Twenty five submissions were received in response to the draft budget, 11 of which were presented at a special committee meeting of council last Wednesday.
Whether council will take any notice of the submissions or just rubber stamp the 4.9 per cent rate increase will become known at the special meeting on June 10 to respond to the submissions, ahead of the budget meeting.
Meg Knight from Foster said she was disappointed with what was supposed to be a lean, mean budget.
“This is just a same old, same old with a little tinkering around the edges,” she said.
Ms Knight told council it needs to ditch overspending on unnecessary or duplicated services, stop paying consultants and to close its commercial ventures, such as caravan parks and Coal Creek.
“By the end of June 2016, on my calculations, council will have spent $1.46 million on the setup costs and capital works for the Port Welshpool and Yanakie caravan parks,” she said.
“Lease the caravan parks back to commercial operators and do not even think about taking over Waratah Bay Caravan Park.”
She said council would receive lease income from the parks and would save $469,000 per annum in employee costs.
Coal Creek has lost $2.24 million over the last four years. By June 2016 the cost burden of Coal Creek to ratepayers will be $3.4 million.
“We ratepayers can simply not afford Coal Creek,” Ms Knight said.
“I call on the council to stem the bleeding. Either close it or pass on the management to an incorporated volunteer committee and let them run the site.”
Ms Knight said Tourism Australia and Tourism Victoria both exist to promote tourism.
“Why does council have a tourism unit to duplicate the services and plans provided by these two organisations,” she said.
“If this council didn’t spend $1 on tourism in 2015/16 I bet we would get the same number of visitors.”
Wilma Western from Leongatha was concerned about the rate rises, surpluses, the municipal precinct and staff costs.
She said employee costs continue to rise above CPI due to the present EBA – an increase not much under $1 million for the next budget.
“While a restructure of positions is proposed, the net reduction of 0.5 EFT is not impressive,” she said.
“And while one directorship will go plus some management titles, there will still be a lot of coordinators, so the progress towards flattening the staffing structure seems minimal.”
Ms Western said most people want the council to deliver basic services such as infrastructure renewal, sustainable waste management, streetscape planning and maintenance, children and aged services and disability access well and effectively.
“Too much paper warfare and too much council PR just tends to make community members sceptical while becoming convinced there is room to trim staff members,” she said.
Ian Nicholas from Outtrim said he personally believes the proposed budget is fiscally irresponsible.
“It fails to address the underlying operational costs that have been continually allowed to increase for many years,” he said.
“You as councillors need to make some very tough decisions about what services you are going to provide to be able to survive.”

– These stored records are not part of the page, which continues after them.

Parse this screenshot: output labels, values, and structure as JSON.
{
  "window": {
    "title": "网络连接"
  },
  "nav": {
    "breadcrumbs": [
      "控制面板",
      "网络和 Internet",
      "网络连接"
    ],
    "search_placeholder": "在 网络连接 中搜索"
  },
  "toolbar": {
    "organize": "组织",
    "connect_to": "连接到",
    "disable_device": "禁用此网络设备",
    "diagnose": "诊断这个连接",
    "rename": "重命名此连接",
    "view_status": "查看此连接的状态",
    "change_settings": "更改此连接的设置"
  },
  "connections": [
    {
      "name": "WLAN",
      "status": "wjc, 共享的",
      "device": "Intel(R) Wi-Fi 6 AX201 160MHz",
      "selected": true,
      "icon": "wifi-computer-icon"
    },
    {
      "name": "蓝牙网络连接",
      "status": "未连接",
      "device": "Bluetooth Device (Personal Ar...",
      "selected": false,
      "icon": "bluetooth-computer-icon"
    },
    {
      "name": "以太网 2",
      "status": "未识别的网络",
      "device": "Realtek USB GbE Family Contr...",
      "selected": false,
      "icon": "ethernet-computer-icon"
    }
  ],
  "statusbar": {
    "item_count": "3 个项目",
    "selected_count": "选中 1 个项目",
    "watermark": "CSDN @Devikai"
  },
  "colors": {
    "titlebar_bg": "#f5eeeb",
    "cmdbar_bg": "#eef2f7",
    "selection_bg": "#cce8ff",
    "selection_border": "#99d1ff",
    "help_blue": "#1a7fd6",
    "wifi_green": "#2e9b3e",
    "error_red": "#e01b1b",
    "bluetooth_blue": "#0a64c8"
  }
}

He said the council organisational restructure delivers very little, if any savings to council.
“Imagine if staff levels had been reduced by 10 – in excess of $1 million in savings, 10 empty desks and no need for a $23 million office,” he said.
“Council must take control and cut costs.”
Vincent Morfuni from Venus Bay said putting the draft budget out for review is a sham.
“I might be cynical, but there is no point having a meeting where people can speak on what has already been decided,” he said.
“Council has more departments than is necessary. There is nothing in the budget to indicate there is a streamlining of the administration to ensure future savings.”
This year, council has separated the hearing of submissions from the consideration and determination of the presentations.